Target is testing changes to its self-checkout lanes in hopes of tamping down on customer wait times, multiple news outlets report.
The retailer said it’s testing item limits in self-checkout areas at select stores, though specific locations weren’t disclosed, according to CNN.
Shoppers at these stores are restricted to 10 items or less at self-checkout and will be sent to a traditional cashier if they have more, a Target spokesperson told the outlet. For now, it’s unclear if there are plans to expand the test to additional stores.
McClatchy News reached out to Target for comment Nov. 21 and was awaiting a response.
Company executives said Target has already seen a slight uptick in shoppers using full-service checkout to complete their purchases, Nexstar reported.
“Since our goal is for Target to be the easiest place for our guests to shop, our teams have been focused on the front-of-store experience,” John Mulligan, Target’s chief operating officer, said on a recent earnings call, according to the outlet.
“Our guests tell us they enjoy interacting with our team ...,” Mulligan said.
News of the change drew the ire of some shoppers, who voiced their criticism online.
@Target Instead of me doing the job of employees and not paid for at your expanding self-checkout, how about you give up some of your earnings and hire more people so more than three registers are open for checkout.
— Jeff (@Marine_Skyhawk) November 21, 2023
Target created the problem by not having enough cashiers so people did self checkout. Now they are trying to fix their own problem. They better start by having more registers open or people will start buying less. https://t.co/9qdKdONPFd
— ️Andrea️ (@andreajessica) November 21, 2023
@Target your new self checkout policy of 10 items or less is stupid what are you going to do about people who are in a hurry or people who do delivery orders like instacart who have to get to a customer fast or other customers!
— Nathan Cromwell (@ncrmwll) November 21, 2023
@Target .Guess what? This guest does not enjoy interacting and just wants to shop. This policy has been in effect at the Target near me for a month now…and I have only shopped once since and bought 10 or less. The rest of my what I used to spend there has gone to other stores.
— Lizbeth Murph️⚧️ (@funnyhorse) November 21, 2023
Target is just the latest retailer to tweak its self-checkout policy. In June, Costco started requiring shoppers to flash their membership cards in the self-checkout line as the club store cracked down on so-called “membership sharing.”

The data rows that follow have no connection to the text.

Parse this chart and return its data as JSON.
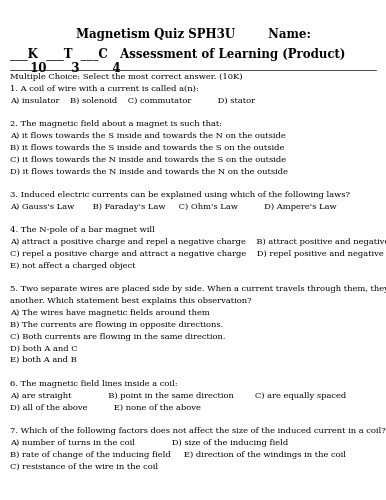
{
  "background_color": "#ffffff",
  "text_color": "#000000",
  "title": "Magnetism Quiz SPH3U        Name:",
  "title_fontsize": 8.5,
  "subtitle": "___K  ___T  ___C   Assessment of Learning (Product)",
  "subtitle_nums": "  10      3        4",
  "subtitle_fontsize": 8.5,
  "body_fontsize": 6.0,
  "lines": [
    "Multiple Choice: Select the most correct answer. (10K)",
    "1. A coil of wire with a current is called a(n):",
    "A) insulator    B) solenoid    C) commutator          D) stator",
    "",
    "2. The magnetic field about a magnet is such that:",
    "A) it flows towards the S inside and towards the N on the outside",
    "B) it flows towards the S inside and towards the S on the outside",
    "C) it flows towards the N inside and towards the S on the outside",
    "D) it flows towards the N inside and towards the N on the outside",
    "",
    "3. Induced electric currents can be explained using which of the following laws?",
    "A) Gauss's Law       B) Faraday's Law     C) Ohm's Law          D) Ampere's Law",
    "",
    "4. The N-pole of a bar magnet will",
    "A) attract a positive charge and repel a negative charge    B) attract positive and negative charges",
    "C) repel a positive charge and attract a negative charge    D) repel positive and negative charges",
    "E) not affect a charged object",
    "",
    "5. Two separate wires are placed side by side. When a current travels through them, they repel one",
    "another. Which statement best explains this observation?",
    "A) The wires have magnetic fields around them",
    "B) The currents are flowing in opposite directions.",
    "C) Both currents are flowing in the same direction.",
    "D) both A and C",
    "E) both A and B",
    "",
    "6. The magnetic field lines inside a coil:",
    "A) are straight              B) point in the same direction        C) are equally spaced",
    "D) all of the above          E) none of the above",
    "",
    "7. Which of the following factors does not affect the size of the induced current in a coil?",
    "A) number of turns in the coil              D) size of the inducing field",
    "B) rate of change of the inducing field     E) direction of the windings in the coil",
    "C) resistance of the wire in the coil"
  ]
}
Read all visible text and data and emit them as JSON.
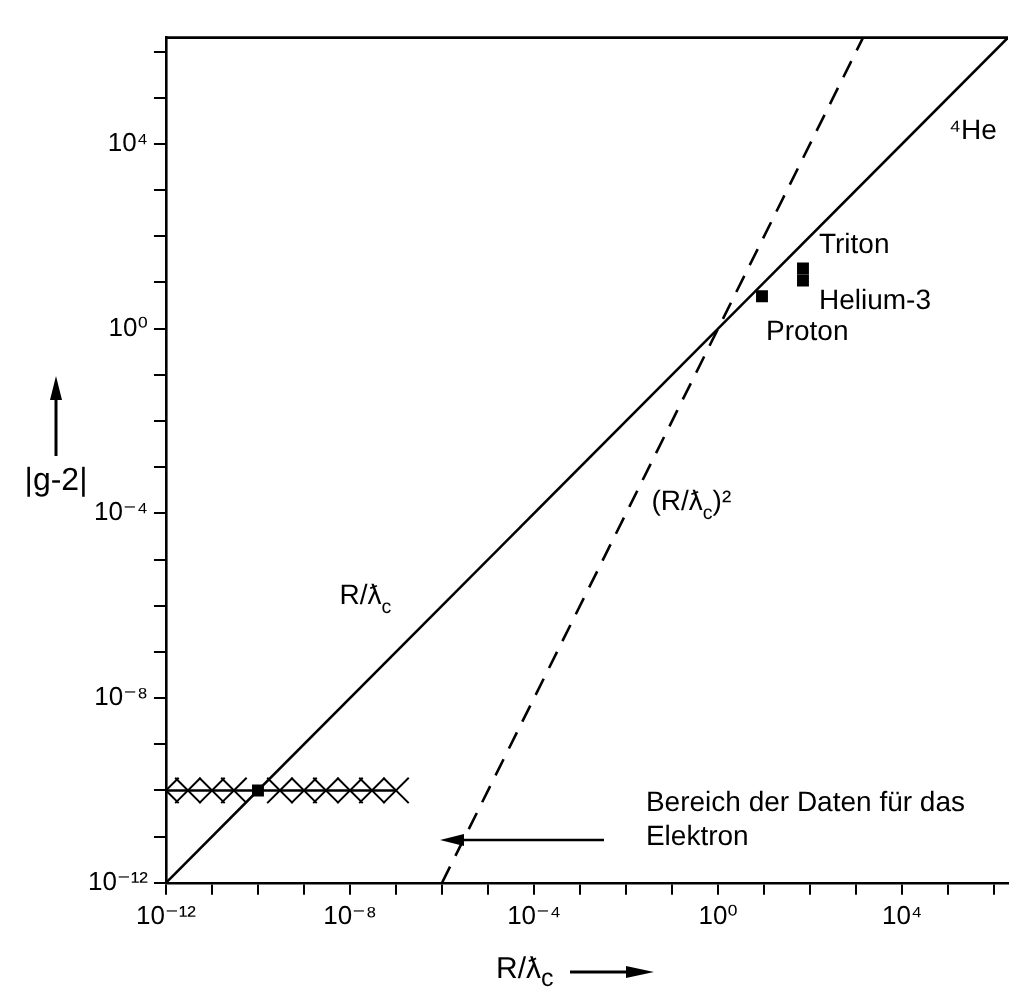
{
  "chart_data": {
    "type": "line",
    "xlabel": "R/ƛ$_{c}$",
    "ylabel": "|g-2|",
    "log": "xy",
    "xlim": [
      1e-12,
      2000000.0
    ],
    "ylim": [
      1e-12,
      2000000.0
    ],
    "xticks": [
      {
        "value": 1e-12,
        "label": "10⁻¹²"
      },
      {
        "value": 1e-11,
        "label": null
      },
      {
        "value": 1e-10,
        "label": null
      },
      {
        "value": 1e-09,
        "label": null
      },
      {
        "value": 1e-08,
        "label": "10⁻⁸"
      },
      {
        "value": 1e-07,
        "label": null
      },
      {
        "value": 1e-06,
        "label": null
      },
      {
        "value": 1e-05,
        "label": null
      },
      {
        "value": 0.0001,
        "label": "10⁻⁴"
      },
      {
        "value": 0.001,
        "label": null
      },
      {
        "value": 0.01,
        "label": null
      },
      {
        "value": 0.1,
        "label": null
      },
      {
        "value": 1,
        "label": "10⁰"
      },
      {
        "value": 10,
        "label": null
      },
      {
        "value": 100,
        "label": null
      },
      {
        "value": 1000,
        "label": null
      },
      {
        "value": 10000,
        "label": "10⁴"
      },
      {
        "value": 100000,
        "label": null
      },
      {
        "value": 1000000,
        "label": null
      }
    ],
    "yticks": [
      {
        "value": 1e-12,
        "label": "10⁻¹²"
      },
      {
        "value": 1e-11,
        "label": null
      },
      {
        "value": 1e-10,
        "label": null
      },
      {
        "value": 1e-09,
        "label": null
      },
      {
        "value": 1e-08,
        "label": "10⁻⁸"
      },
      {
        "value": 1e-07,
        "label": null
      },
      {
        "value": 1e-06,
        "label": null
      },
      {
        "value": 1e-05,
        "label": null
      },
      {
        "value": 0.0001,
        "label": "10⁻⁴"
      },
      {
        "value": 0.001,
        "label": null
      },
      {
        "value": 0.01,
        "label": null
      },
      {
        "value": 0.1,
        "label": null
      },
      {
        "value": 1,
        "label": "10⁰"
      },
      {
        "value": 10,
        "label": null
      },
      {
        "value": 100,
        "label": null
      },
      {
        "value": 1000,
        "label": null
      },
      {
        "value": 10000,
        "label": "10⁴"
      },
      {
        "value": 100000,
        "label": null
      },
      {
        "value": 1000000,
        "label": null
      }
    ],
    "series": [
      {
        "name": "R/ƛ$_{c}$",
        "color": "#000000",
        "line_style": "solid",
        "marker": "none",
        "x": [
          1e-12,
          2000000.0
        ],
        "values": [
          1e-12,
          2000000.0
        ]
      },
      {
        "name": "(R/ƛ$_{c}$)²",
        "color": "#000000",
        "line_style": "dashed",
        "marker": "none",
        "x": [
          1e-06,
          1414
        ],
        "values": [
          1e-12,
          2000000.0
        ]
      },
      {
        "name": "Proton",
        "type": "scatter",
        "color": "#000000",
        "marker": "square",
        "x": [
          9
        ],
        "values": [
          5
        ]
      },
      {
        "name": "Helium-3",
        "type": "scatter",
        "color": "#000000",
        "marker": "square",
        "x": [
          70
        ],
        "values": [
          11
        ]
      },
      {
        "name": "Triton",
        "type": "scatter",
        "color": "#000000",
        "marker": "square",
        "x": [
          70
        ],
        "values": [
          20
        ]
      },
      {
        "type": "scatter",
        "color": "#000000",
        "marker": "square",
        "x": [
          1e-10
        ],
        "values": [
          1e-10
        ]
      },
      {
        "type": "line",
        "color": "#000000",
        "line_style": "solid",
        "marker": "cross",
        "x": [
          1e-12,
          3e-12,
          1e-11,
          3e-11,
          3e-10,
          1e-09,
          3e-09,
          1e-08,
          3e-08,
          1e-07
        ],
        "values": [
          1e-10,
          1e-10,
          1e-10,
          1e-10,
          1e-10,
          1e-10,
          1e-10,
          1e-10,
          1e-10,
          1e-10
        ]
      }
    ],
    "annotations": [
      "Bereich der Daten für das Elektron",
      "⁴He"
    ]
  }
}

“We don’t feel it’s right that non members receive the same benefits and pricing as our members,” the company said in a statement at the time.
Costco members whose cards don’t include their picture must show a photo ID.
Despite the push back, Target executives said their goal is to ensure customers receive “consistently great service” at checkout, Fox Business reported.
“Since we’ve refocused on the front-end experience, we’ve seen more than a 6 percentage point increase in the usage of full service lanes across the chain,” Mulligan said, according to the outlet.